FIG. 1 is a block configuration diagram of a voice encoding device in a digital telephone device to which a voice communication device of the present invention is applied.

2 is a data configuration diagram of an audio bitstream output by the audio encoding device in FIG. 1 when there is an audio code.

FIG. 3 is a data configuration diagram of an audio bit stream output by the audio encoding device in FIG. 1 when there is no audio code.

FIG. 4 is a block configuration diagram of a voice decoding device in a digital telephone device to which the voice communication device of the invention is applied.

FIG. 5 is a block configuration diagram of a voice encoding device in a conventional voice communication device.

FIG. 6 is a block configuration diagram of a voice decoding device in a conventional voice communication device.

[Explanation of symbols]

 10 Speech Coding Device 11 Digital Speech Encoder 12 Channel Encoder 15 Speech Decoding Device 16 Channel Decoder 17 Digital Speech Decoder 18 Noise Generator 19 Adder

Claims (1)

[Claims] 1. Digital audio information is encoded, a voice code encoded according to a predetermined procedure is transmitted via a transmission line, and a voice code received via the transmission line is decoded.
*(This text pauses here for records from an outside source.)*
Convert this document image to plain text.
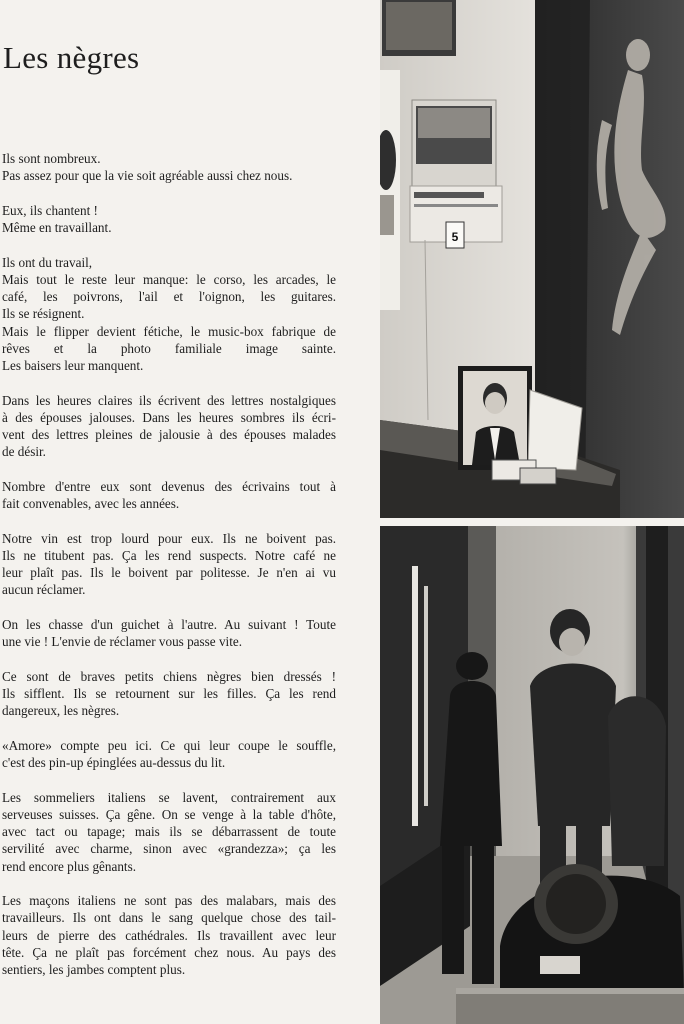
Les nègres
Ils sont nombreux.
Pas assez pour que la vie soit agréable aussi chez nous.
Eux, ils chantent !
Même en travaillant.
Ils ont du travail,
Mais tout le reste leur manque: le corso, les arcades, le
café, les poivrons, l'ail et l'oignon, les guitares.
Ils se résignent.
Mais le flipper devient fétiche, le music-box fabrique de
rêves et la photo familiale image sainte.
Les baisers leur manquent.
Dans les heures claires ils écrivent des lettres nostalgiques
à des épouses jalouses. Dans les heures sombres ils écri-
vent des lettres pleines de jalousie à des épouses malades
de désir.
Nombre d'entre eux sont devenus des écrivains tout à
fait convenables, avec les années.
Notre vin est trop lourd pour eux. Ils ne boivent pas.
Ils ne titubent pas. Ça les rend suspects. Notre café ne
leur plaît pas. Ils le boivent par politesse. Je n'en ai vu
aucun réclamer.
On les chasse d'un guichet à l'autre. Au suivant ! Toute
une vie ! L'envie de réclamer vous passe vite.
Ce sont de braves petits chiens nègres bien dressés !
Ils sifflent. Ils se retournent sur les filles. Ça les rend
dangereux, les nègres.
«Amore» compte peu ici. Ce qui leur coupe le souffle,
c'est des pin-up épinglées au-dessus du lit.
Les sommeliers italiens se lavent, contrairement aux
serveuses suisses. Ça gêne. On se venge à la table d'hôte,
avec tact ou tapage; mais ils se débarrassent de toute
servilité avec charme, sinon avec «grandezza»; ça les
rend encore plus gênants.
Les maçons italiens ne sont pas des malabars, mais des
travailleurs. Ils ont dans le sang quelque chose des tail-
leurs de pierre des cathédrales. Ils travaillent avec leur
tête. Ça ne plaît pas forcément chez nous. Au pays des
sentiers, les jambes comptent plus.
5
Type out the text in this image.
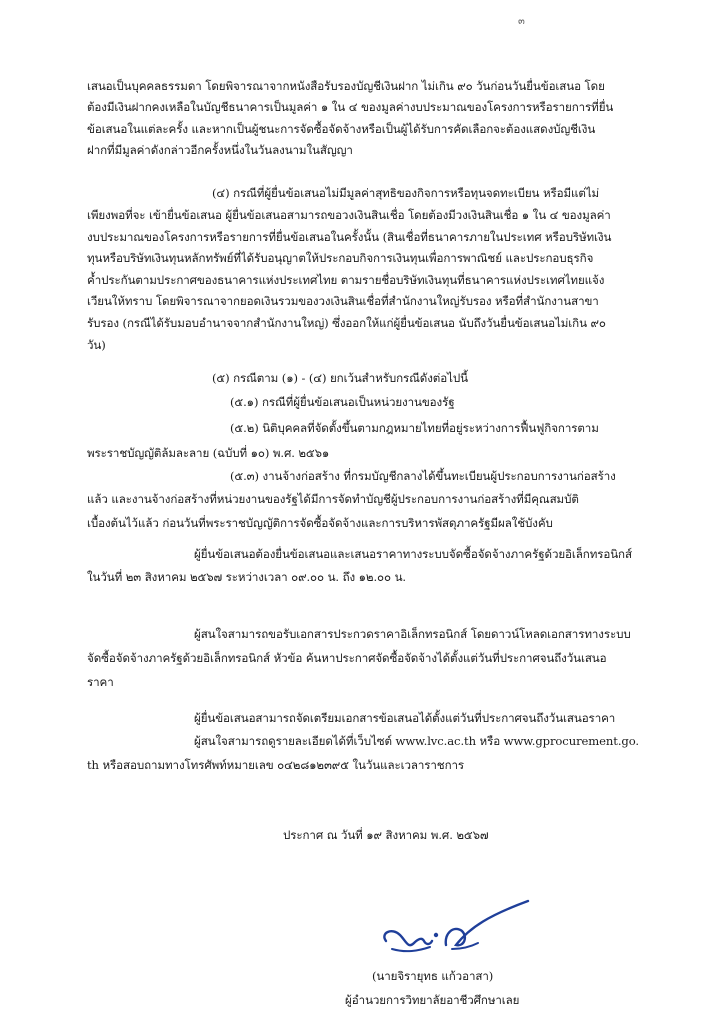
๓
เสนอเป็นบุคคลธรรมดา โดยพิจารณาจากหนังสือรับรองบัญชีเงินฝาก ไม่เกิน ๙๐ วันก่อนวันยื่นข้อเสนอ โดย
ต้องมีเงินฝากคงเหลือในบัญชีธนาคารเป็นมูลค่า ๑ ใน ๔ ของมูลค่างบประมาณของโครงการหรือรายการที่ยื่น
ข้อเสนอในแต่ละครั้ง และหากเป็นผู้ชนะการจัดซื้อจัดจ้างหรือเป็นผู้ได้รับการคัดเลือกจะต้องแสดงบัญชีเงิน
ฝากที่มีมูลค่าดังกล่าวอีกครั้งหนึ่งในวันลงนามในสัญญา
(๔) กรณีที่ผู้ยื่นข้อเสนอไม่มีมูลค่าสุทธิของกิจการหรือทุนจดทะเบียน หรือมีแต่ไม่
เพียงพอที่จะ เข้ายื่นข้อเสนอ ผู้ยื่นข้อเสนอสามารถขอวงเงินสินเชื่อ โดยต้องมีวงเงินสินเชื่อ ๑ ใน ๔ ของมูลค่า
งบประมาณของโครงการหรือรายการที่ยื่นข้อเสนอในครั้งนั้น (สินเชื่อที่ธนาคารภายในประเทศ หรือบริษัทเงิน
ทุนหรือบริษัทเงินทุนหลักทรัพย์ที่ได้รับอนุญาตให้ประกอบกิจการเงินทุนเพื่อการพาณิชย์ และประกอบธุรกิจ
ค้ำประกันตามประกาศของธนาคารแห่งประเทศไทย ตามรายชื่อบริษัทเงินทุนที่ธนาคารแห่งประเทศไทยแจ้ง
เวียนให้ทราบ โดยพิจารณาจากยอดเงินรวมของวงเงินสินเชื่อที่สำนักงานใหญ่รับรอง หรือที่สำนักงานสาขา
รับรอง (กรณีได้รับมอบอำนาจจากสำนักงานใหญ่) ซึ่งออกให้แก่ผู้ยื่นข้อเสนอ นับถึงวันยื่นข้อเสนอไม่เกิน ๙๐
วัน)
(๕) กรณีตาม (๑) - (๔) ยกเว้นสำหรับกรณีดังต่อไปนี้
(๕.๑) กรณีที่ผู้ยื่นข้อเสนอเป็นหน่วยงานของรัฐ
(๕.๒) นิติบุคคลที่จัดตั้งขึ้นตามกฎหมายไทยที่อยู่ระหว่างการฟื้นฟูกิจการตาม
พระราชบัญญัติล้มละลาย (ฉบับที่ ๑๐) พ.ศ. ๒๕๖๑
(๕.๓) งานจ้างก่อสร้าง ที่กรมบัญชีกลางได้ขึ้นทะเบียนผู้ประกอบการงานก่อสร้าง
แล้ว และงานจ้างก่อสร้างที่หน่วยงานของรัฐได้มีการจัดทำบัญชีผู้ประกอบการงานก่อสร้างที่มีคุณสมบัติ
เบื้องต้นไว้แล้ว ก่อนวันที่พระราชบัญญัติการจัดซื้อจัดจ้างและการบริหารพัสดุภาครัฐมีผลใช้บังคับ
ผู้ยื่นข้อเสนอต้องยื่นข้อเสนอและเสนอราคาทางระบบจัดซื้อจัดจ้างภาครัฐด้วยอิเล็กทรอนิกส์
ในวันที่ ๒๓ สิงหาคม ๒๕๖๗ ระหว่างเวลา ๐๙.๐๐ น. ถึง ๑๒.๐๐ น.
ผู้สนใจสามารถขอรับเอกสารประกวดราคาอิเล็กทรอนิกส์ โดยดาวน์โหลดเอกสารทางระบบ
จัดซื้อจัดจ้างภาครัฐด้วยอิเล็กทรอนิกส์ หัวข้อ ค้นหาประกาศจัดซื้อจัดจ้างได้ตั้งแต่วันที่ประกาศจนถึงวันเสนอ
ราคา
ผู้ยื่นข้อเสนอสามารถจัดเตรียมเอกสารข้อเสนอได้ตั้งแต่วันที่ประกาศจนถึงวันเสนอราคา
ผู้สนใจสามารถดูรายละเอียดได้ที่เว็บไซต์ www.lvc.ac.th หรือ www.gprocurement.go.
th หรือสอบถามทางโทรศัพท์หมายเลข ๐๔๒๘๑๒๓๙๕ ในวันและเวลาราชการ
ประกาศ ณ วันที่ ๑๙ สิงหาคม พ.ศ. ๒๕๖๗
(นายจิรายุทธ แก้วอาสา)
ผู้อำนวยการวิทยาลัยอาชีวศึกษาเลย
A voice communication device, comprising: detection means for detecting the presence / absence of digital voice information to be encoded / decoded; and noise generation means for generating a predetermined noise, wherein the detection / encoding processing is performed by the detection means. A voice communication device, characterized in that, when it is detected that there is no digital voice information, the transmitting side does not transmit a voice code and the receiving side generates noise from the noise generating means.